The letter still sat in my bag, unopened.
With trembling hands, I tore the envelope open and began to read.
Amelia,
If you’re reading this, then I did it. I’m sorry. I’ve tried to write this letter a hundred times, and none of the versions sounded right, so I’m just going to say what I can and let you sort it out. You always were better at that than me.
I’m not going to ask for forgiveness. I know better.
I don’t think you owe me anything, least of all understanding.
But I want you to know that everything I ever did, I did because I didn’t know how to keep you safe from me.
I tried, I swear I did. Some people aren’t made for this life.
I wanted to believe I was, but wanting isn’t enough.
You and Lillian were the only good things I ever managed.
I hate that I barely remember the days before Lillian died. I was so fucked up and buried in drugs, everything became a blur.
I hate myself for how it ended with her. My mind was not right for a long time, but right now I feel the clearest I ever felt.
I look forward to seeing her again once I’m gone.
I hope you remember at least a few days when I got it right. I remember them all. The day you won the spelling bee. The time we made cupcakes and ate half the batter before it went in the oven. These are the things I keep, even when I was too wrecked to say so.
I know it doesn’t make up for anything. But I want you to know that I loved you, even when I was the worst version of myself. Especially then. You always deserved a better mother. You deserved a mother who wasn’t always sorry.
I don’t expect you to ever understand why I stayed so sad.
I hope you won’t waste your life trying to solve that puzzle.
There had always been a deep sadness inside of me.
I tried to mend it with your father, but the sadness only rotted into something darker and uglier, consuming me too much after he left.

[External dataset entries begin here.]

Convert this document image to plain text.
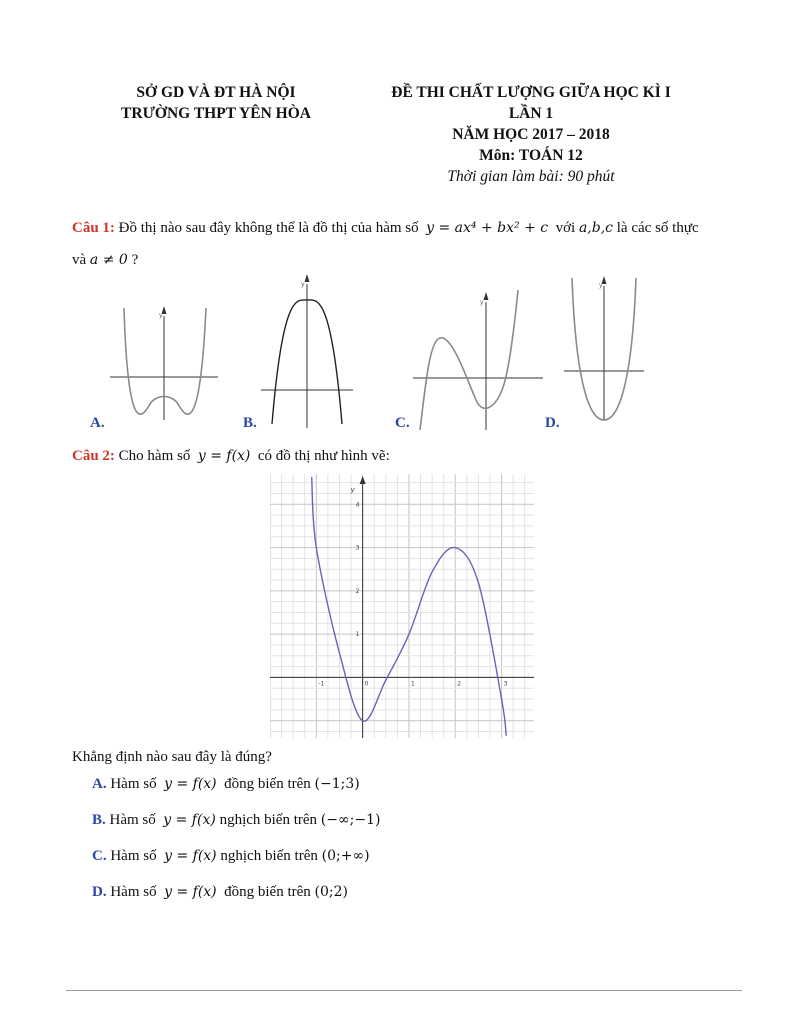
SỞ GD VÀ ĐT HÀ NỘI
TRƯỜNG THPT YÊN HÒA
ĐỀ THI CHẤT LƯỢNG GIỮA HỌC KÌ I
LẦN 1
NĂM HỌC 2017 – 2018
Môn: TOÁN 12
Thời gian làm bài: 90 phút
Câu 1: Đồ thị nào sau đây không thể là đồ thị của hàm số y = ax⁴ + bx² + c với a,b,c là các số thực
và a ≠ 0 ?
y
A.
y
B.
y
C.
y
D.
Câu 2: Cho hàm số y = f(x) có đồ thị như hình vẽ:
y
-1	0	1	2	3
1
2
3
4
Khẳng định nào sau đây là đúng?
A. Hàm số y = f(x) đồng biến trên (−1;3)
B. Hàm số y = f(x) nghịch biến trên (−∞;−1)
C. Hàm số y = f(x) nghịch biến trên (0;+∞)
D. Hàm số y = f(x) đồng biến trên (0;2)
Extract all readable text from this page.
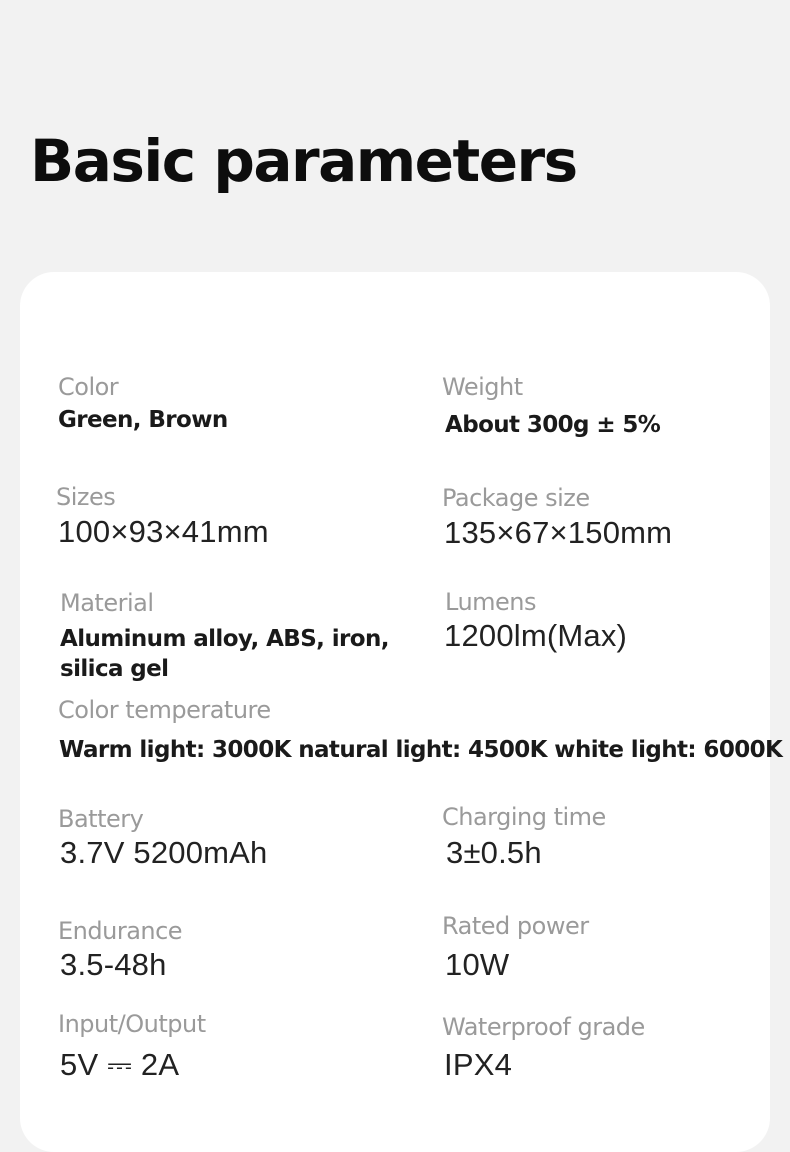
Basic parameters
Color
Green, Brown
Weight
About 300g ± 5%
Sizes
100×93×41mm
Package size
135×67×150mm
Material
Aluminum alloy, ABS, iron, silica gel
Lumens
1200lm(Max)
Color temperature
Warm light: 3000K natural light: 4500K white light: 6000K
Battery
3.7V 5200mAh
Charging time
3±0.5h
Endurance
3.5-48h
Rated power
10W
Input/Output
5V ⎓ 2A
Waterproof grade
IPX4
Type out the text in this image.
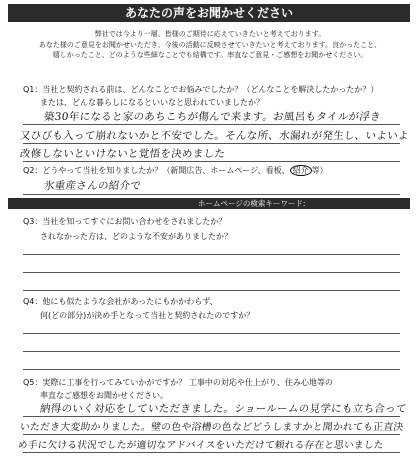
あなたの声をお聞かせください
弊社では今より一層、皆様のご期待に応えていきたいと考えております。
あなた様のご意見をお聞かせいただき、今後の活動に反映させていきたいと考えております。良かったこと、
嬉しかったこと、どのような些細なことでも結構です。率直なご意見・ご感想をお聞かせください。
Q1：当社と契約される前は、どんなことでお悩みでしたか？（どんなことを解決したかったか？）
または、どんな暮らしになるといいなと思われていましたか？
築30年になると家のあちこちが傷んで来ます。お風呂もタイルが浮き
又ひびも入って崩れないかと不安でした。そんな所、水漏れが発生し、いよいよ
改修しないといけないと覚悟を決めました
Q2：どうやって当社を知りましたか？（新聞広告、ホームページ、看板、 紹介 等）
氷重産さんの紹介で
ホームページの検索キーワード:
Q3：当社を知ってすぐにお問い合わせをされましたか？
されなかった方は、どのような不安がありましたか？
Q4：他にも似たような会社があったにもかかわらず、
何(どの部分)が決め手となって当社と契約されたのですか？
Q5：実際に工事を行ってみていかがですか？ 工事中の対応や仕上がり、住み心地等の
率直なご感想をお聞かせください。
納得のいく対応をしていただきました。ショールームの見学にも立ち合って
いただき大変助かりました。壁の色や浴槽の色などどうしますかと聞かれても正直決
め手に欠ける状況でしたが適切なアドバイスをいただけて頼れる存在と思いました
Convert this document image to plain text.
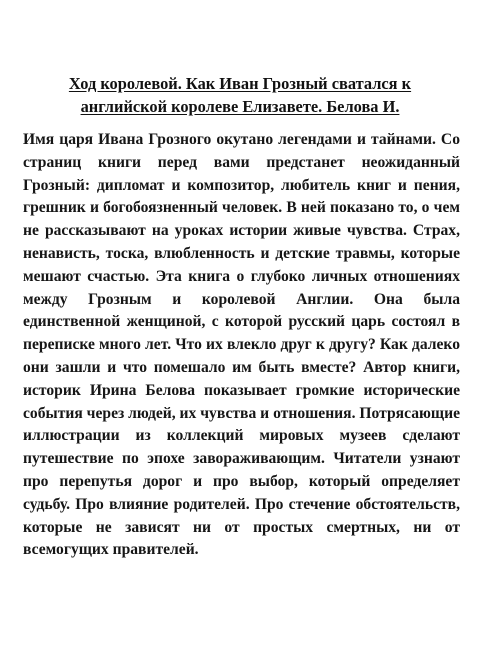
Ход королевой. Как Иван Грозный сватался к английской королеве Елизавете. Белова И.

Имя царя Ивана Грозного окутано легендами и тайнами. Со страниц книги перед вами предстанет неожиданный Грозный: дипломат и композитор, любитель книг и пения, грешник и богобоязненный человек. В ней показано то, о чем не рассказывают на уроках истории живые чувства. Страх, ненависть, тоска, влюбленность и детские травмы, которые мешают счастью. Эта книга о глубоко личных отношениях между Грозным и королевой Англии. Она была единственной женщиной, с которой русский царь состоял в переписке много лет. Что их влекло друг к другу? Как далеко они зашли и что помешало им быть вместе? Автор книги, историк Ирина Белова показывает громкие исторические события через людей, их чувства и отношения. Потрясающие иллюстрации из коллекций мировых музеев сделают путешествие по эпохе завораживающим. Читатели узнают про перепутья дорог и про выбор, который определяет судьбу. Про влияние родителей. Про стечение обстоятельств, которые не зависят ни от простых смертных, ни от всемогущих правителей.
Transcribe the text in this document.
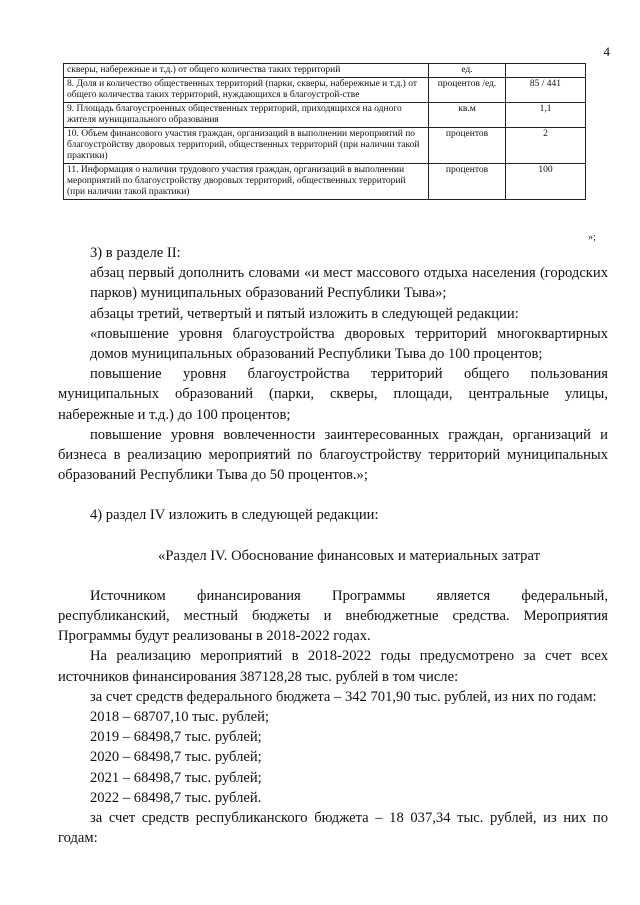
4
скверы, набережные и т.д.) от общего количества таких территорий	ед.	
8. Доля и количество общественных территорий (парки, скверы, набережные и т.д.) от общего количества таких территорий, нуждающихся в благоустрой-стве	процентов /ед.	85 / 441
9. Площадь благоустроенных общественных территорий, приходящихся на одного жителя муниципального образования	кв.м	1,1
10. Объем финансового участия граждан, организаций в выполнении мероприятий по благоустройству дворовых территорий, общественных территорий (при наличии такой практики)	процентов	2
11. Информация о наличии трудового участия граждан, организаций в выполнении мероприятий по благоустройству дворовых территорий, общественных территорий (при наличии такой практики)	процентов	100
»;

3) в разделе II:

абзац первый дополнить словами «и мест массового отдыха населения (городских парков) муниципальных образований Республики Тыва»;

абзацы третий, четвертый и пятый изложить в следующей редакции:

«повышение уровня благоустройства дворовых территорий многоквартирных домов муниципальных образований Республики Тыва до 100 процентов;

повышение уровня благоустройства территорий общего пользования муниципальных образований (парки, скверы, площади, центральные улицы, набережные и т.д.) до 100 процентов;

повышение уровня вовлеченности заинтересованных граждан, организаций и бизнеса в реализацию мероприятий по благоустройству территорий муниципальных образований Республики Тыва до 50 процентов.»;

4) раздел IV изложить в следующей редакции:

«Раздел IV. Обоснование финансовых и материальных затрат

Источником финансирования Программы является федеральный, республиканский, местный бюджеты и внебюджетные средства. Мероприятия Программы будут реализованы в 2018-2022 годах.

На реализацию мероприятий в 2018-2022 годы предусмотрено за счет всех источников финансирования 387128,28 тыс. рублей в том числе:

за счет средств федерального бюджета – 342 701,90 тыс. рублей, из них по годам:

2018 – 68707,10 тыс. рублей;

2019 – 68498,7 тыс. рублей;

2020 – 68498,7 тыс. рублей;

2021 – 68498,7 тыс. рублей;

2022 – 68498,7 тыс. рублей.

за счет средств республиканского бюджета – 18 037,34 тыс. рублей, из них по годам:
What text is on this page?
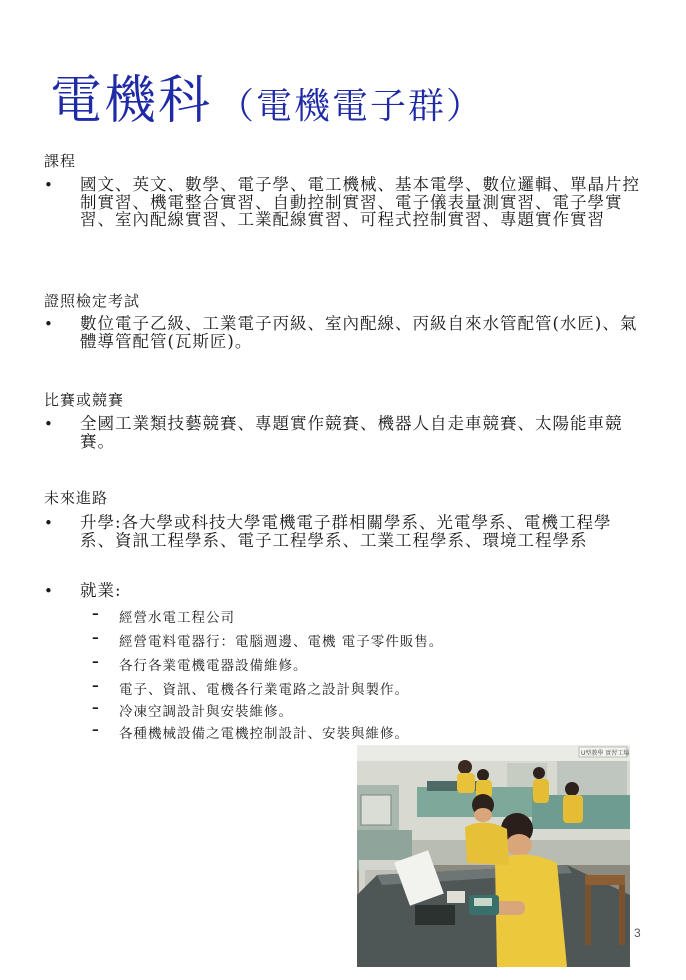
電機科 （電機電子群）
課程
•	國文、英文、數學、電子學、電工機械、基本電學、數位邏輯、單晶片控制實習、機電整合實習、自動控制實習、電子儀表量測實習、電子學實習、室內配線實習、工業配線實習、可程式控制實習、專題實作實習
證照檢定考試
•	數位電子乙級、工業電子丙級、室內配線、丙級自來水管配管(水匠)、氣體導管配管(瓦斯匠)。
比賽或競賽
•	全國工業類技藝競賽、專題實作競賽、機器人自走車競賽、太陽能車競賽。
未來進路
•	升學:各大學或科技大學電機電子群相關學系、光電學系、電機工程學系、資訊工程學系、電子工程學系、工業工程學系、環境工程學系
•	就業:
–	經營水電工程公司
–	經營電料電器行：電腦週邊、電機 電子零件販售。
–	各行各業電機電器設備維修。
–	電子、資訊、電機各行業電路之設計與製作。
–	冷凍空調設計與安裝維修。
–	各種機械設備之電機控制設計、安裝與維修。
U型教學 實習工場
3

There are things your father did that you don’t know about, things that shattered me.
I remember when he hit me for the first time.
I remember when I caught him flirting with the cashier at the store.
I remember when he called me the nastiest names and told me he would like me better if I were different.
If I dressed differently or had been more outgoing.
I remember when he touched Lillian in a way that made my skin crawl.
A touch too long, too intimate. I remember when he would hold me on top of the world, just to let me fall, bleeding at his feet, wondering what I did wrong for him to cast me aside.
There were breadcrumbs of his love, and he would yank them away, just to give themt back bit by bit. Enough to satisfy me, but to also leave me starved. After he left, I spent the rest of my life trying to fill that void in me, and unfortunately, that meant forgetting about my daughters.
Your father was my savior at a time. I put him on the highest pedestal. But he was also my ruin, and I was too young and na?ve to see that for a while.
I know you don’t want to read this. I wouldn’t want to either, but it’s the only way I can think to make amends, even if it’s a stupid, selfish excuse. Even if I know you might never forgive me for it. This is my confession, my apology, my everything that is left.
By the time you read this, I will be gone.
I waited too long to try to get it right, I know that.
If I could have given you less of my sadness and more of my strength, maybe you wouldn’t have to carry so much.
Maybe you could have been the version of yourself that smiled for real in those pictures.
I’m sorry I couldn’t protect you from me.
I’m sorry I made you the kind of person who has to protect herself all the time.